Avant de développer ma critique, cette citation de Julien Hervier:



"Si l'on voulait conclure sur Jünger, il faudrait avant tout éviter la facilité qui tend à accorder autant d'importance, sinon plus, à sa légende d'homme d'action, engagé dans la guerre, la politique et l'aventure, qu'aux milliers de pages de son œuvre d'écrivain."



Ce court récit développe un chapitre d' Orages d'acier considéré par Gide comme le meilleur livre de guerre jamais écrit. On doit au germaniste Julien Hervier cette traduction récente (2000)(1) conforme à la dernière édition voulue par Ernst Jünger. Rappelons que ce dernier faisait partie des sturmtruppen de l'armée impériale allemande pendant la première guerre mondiale et qu'il a participé à la seconde comme officier, tout en se démarquant politiquement du pouvoir nazi.



Dès les premières lignes, Jünger feuillette tranquillement a posteriori ses carnets de notes du front de la grande guerre. Il y a les notes posées et soignées écrites dans une confortable maison des Flandres, les griffonnages maladroits et déformés pris sous un intense bombardement et encore les phrases survoltées et illisibles saisies après l'assaut au fond d'un entonnoir ou d'un bout de tranchée. De tout cela l'auteur tire un récit réfléchi, aseptisé, trop peut-être en regard de la barbarie qu'il couvre. Les horreurs, le bruit et la fureur ne sont pas éludés certes mais, et ceci est très personnel et n'enlève certainement rien à la beauté du texte, j'ai parfois éprouvé un hiatus ténu, subtil, mais gênant, entre des mots voulus élégants et la réalité qu'on sait.

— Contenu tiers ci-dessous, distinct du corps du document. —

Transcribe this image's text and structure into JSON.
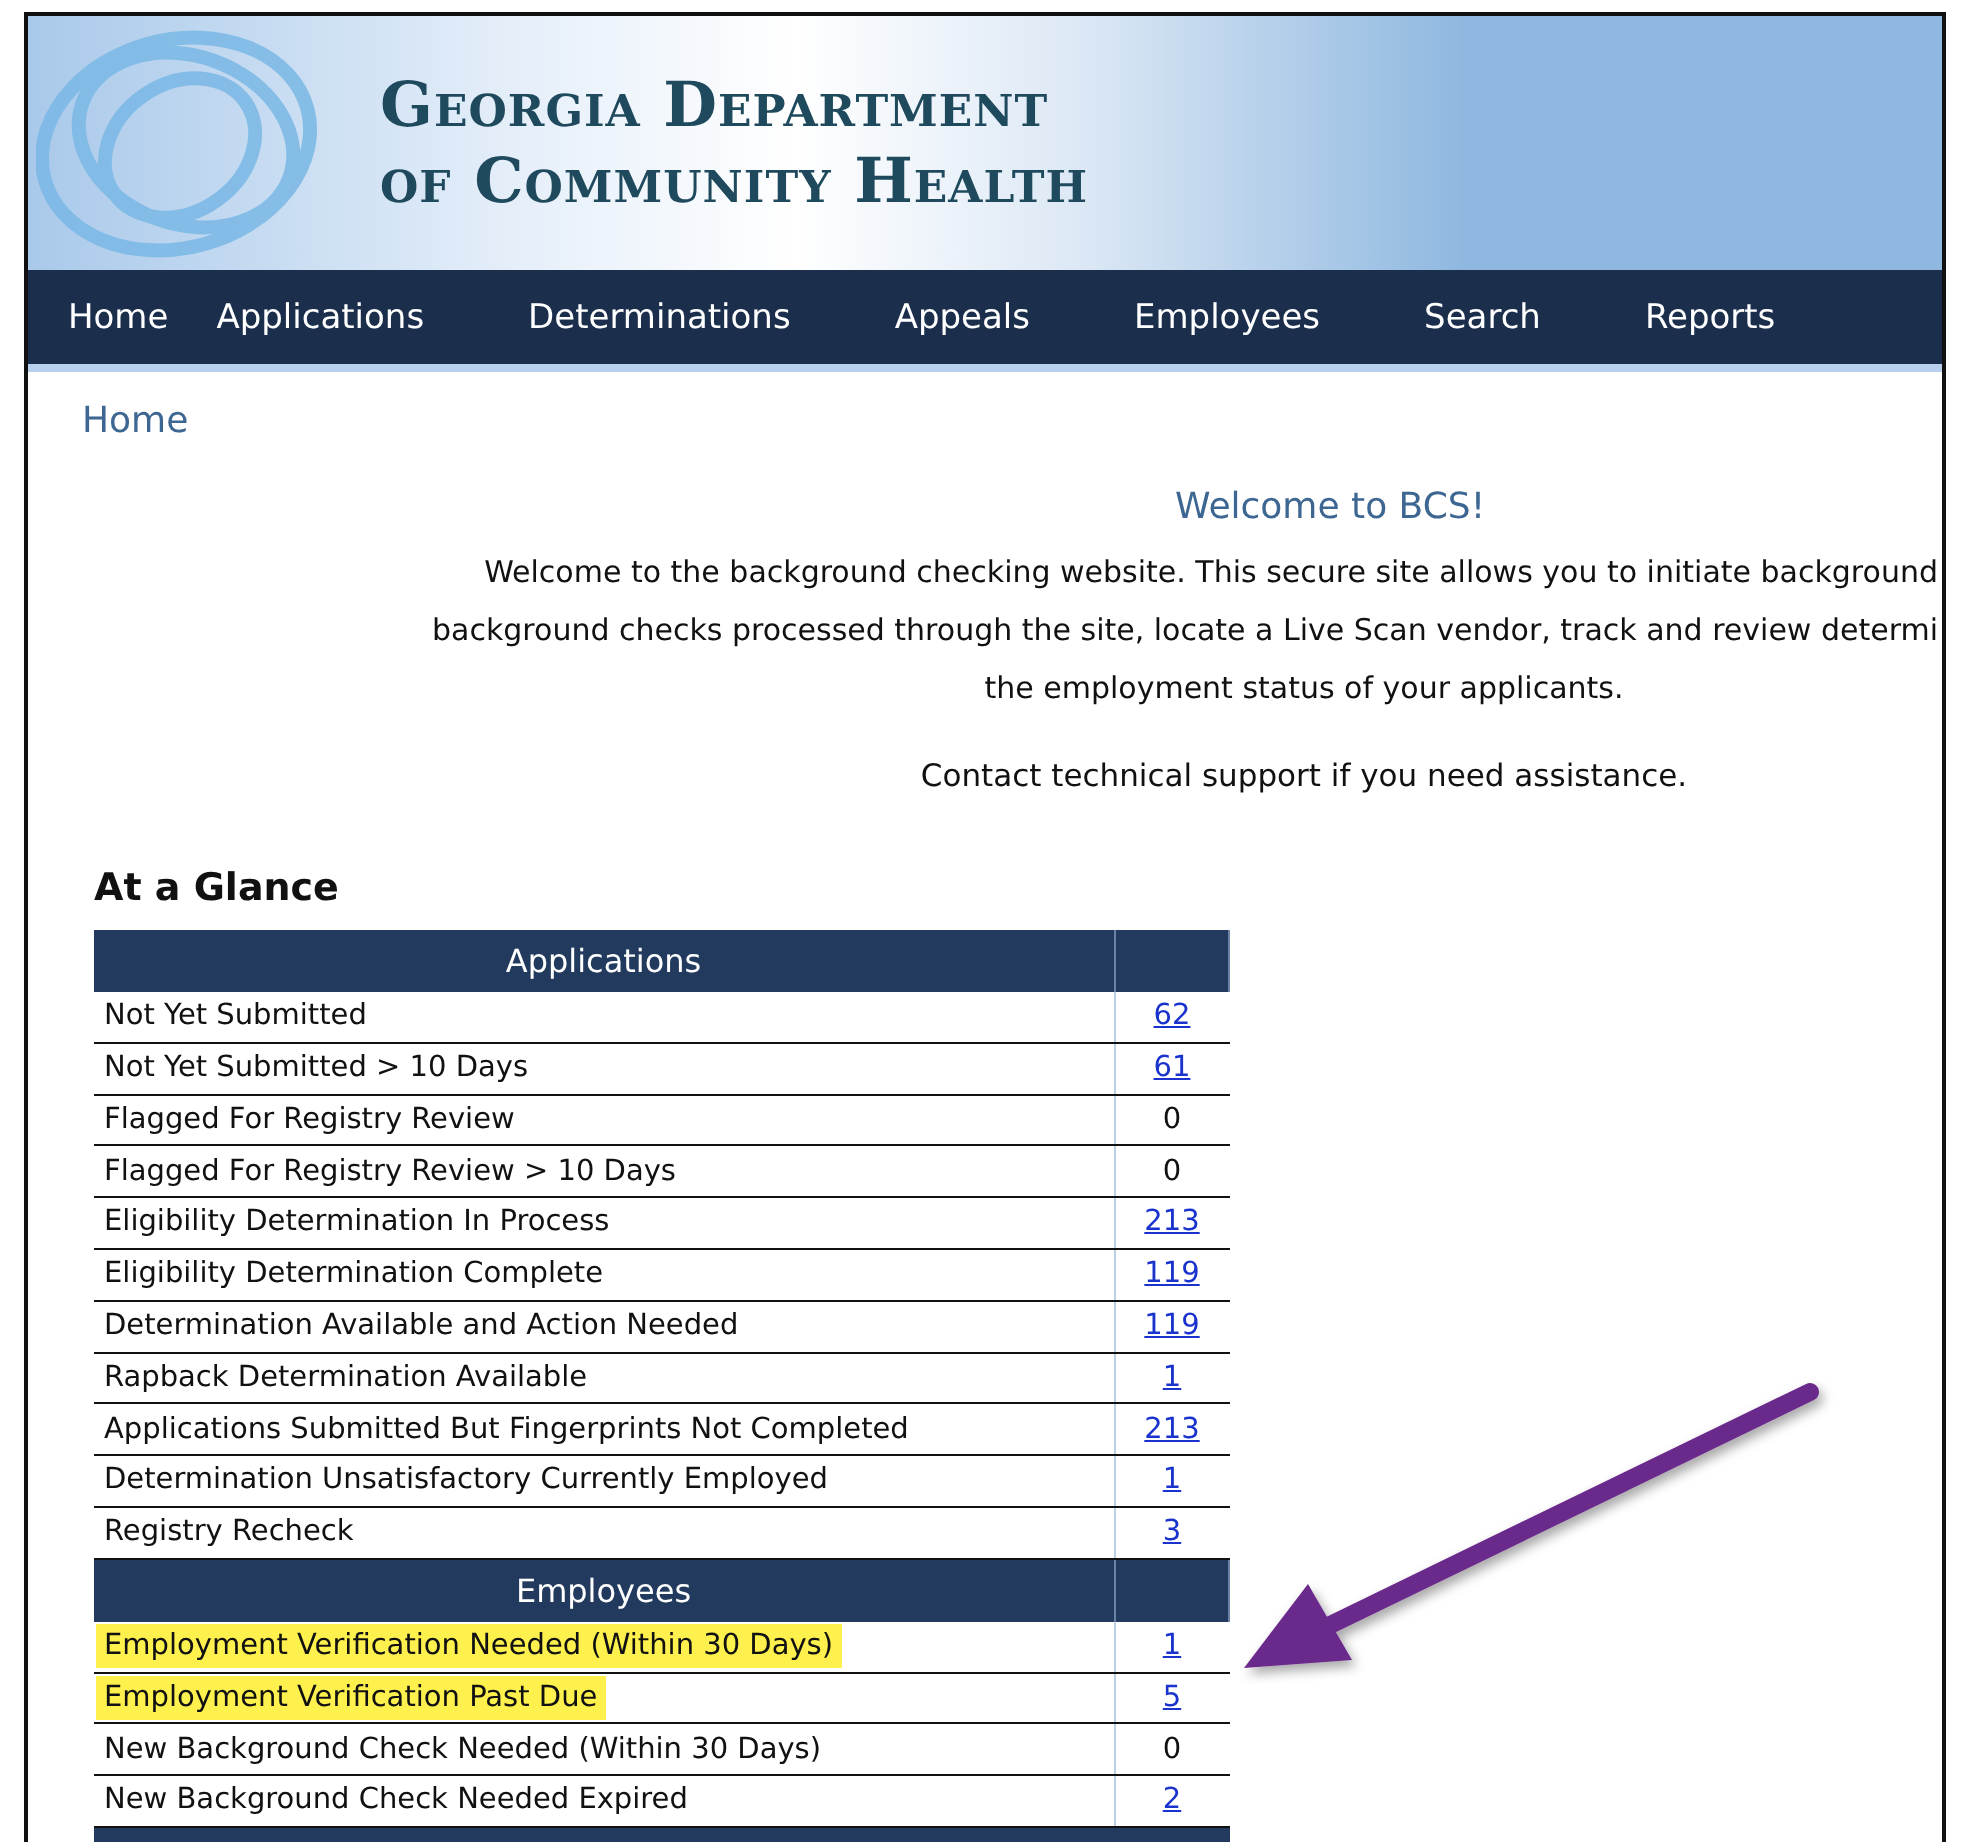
{
  "header": {
    "title_lines": [
      "Georgia Department",
      "of Community Health"
    ]
  },
  "nav": {
    "items": [
      {
        "label": "Home"
      },
      {
        "label": "Applications"
      },
      {
        "label": "Determinations"
      },
      {
        "label": "Appeals"
      },
      {
        "label": "Employees"
      },
      {
        "label": "Search"
      },
      {
        "label": "Reports"
      }
    ]
  },
  "breadcrumb": "Home",
  "welcome": {
    "title": "Welcome to BCS!",
    "lines": [
      "Welcome to the background checking website. This secure site allows you to initiate background",
      "background checks processed through the site, locate a Live Scan vendor, track and review determi",
      "the employment status of your applicants."
    ],
    "contact": "Contact technical support if you need assistance."
  },
  "glance": {
    "title": "At a Glance",
    "sections": [
      {
        "heading": "Applications",
        "rows": [
          {
            "label": "Not Yet Submitted",
            "count": "62",
            "linked": true,
            "highlighted": false
          },
          {
            "label": "Not Yet Submitted > 10 Days",
            "count": "61",
            "linked": true,
            "highlighted": false
          },
          {
            "label": "Flagged For Registry Review",
            "count": "0",
            "linked": false,
            "highlighted": false
          },
          {
            "label": "Flagged For Registry Review > 10 Days",
            "count": "0",
            "linked": false,
            "highlighted": false
          },
          {
            "label": "Eligibility Determination In Process",
            "count": "213",
            "linked": true,
            "highlighted": false
          },
          {
            "label": "Eligibility Determination Complete",
            "count": "119",
            "linked": true,
            "highlighted": false
          },
          {
            "label": "Determination Available and Action Needed",
            "count": "119",
            "linked": true,
            "highlighted": false
          },
          {
            "label": "Rapback Determination Available",
            "count": "1",
            "linked": true,
            "highlighted": false
          },
          {
            "label": "Applications Submitted But Fingerprints Not Completed",
            "count": "213",
            "linked": true,
            "highlighted": false
          },
          {
            "label": "Determination Unsatisfactory Currently Employed",
            "count": "1",
            "linked": true,
            "highlighted": false
          },
          {
            "label": "Registry Recheck",
            "count": "3",
            "linked": true,
            "highlighted": false
          }
        ]
      },
      {
        "heading": "Employees",
        "rows": [
          {
            "label": "Employment Verification Needed (Within 30 Days)",
            "count": "1",
            "linked": true,
            "highlighted": true
          },
          {
            "label": "Employment Verification Past Due",
            "count": "5",
            "linked": true,
            "highlighted": true
          },
          {
            "label": "New Background Check Needed (Within 30 Days)",
            "count": "0",
            "linked": false,
            "highlighted": false
          },
          {
            "label": "New Background Check Needed Expired",
            "count": "2",
            "linked": true,
            "highlighted": false
          }
        ]
      }
    ]
  }
}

L'auteur affiche distinctement son inclination militaire: "... jamais je n'avais vécu avec autant d'insouciance qu'en campagne. Tous est clair et simple, mes droits et mes devoirs sont réglementés,... j'ai mille compagnons d'infortune et surtout, à l'ombre de la mort, toutes les questions se résolvent dans une agréable insignifiance. (...). L'entourage est viril et sans ménagements, il s'agit de risquer le suprême enjeu ; on se rend compte que l'on a de la moelle dans les os et du sang dans les veines." Les soldats enrôlés n'ont pas tous manifesté un avis aussi accommodant.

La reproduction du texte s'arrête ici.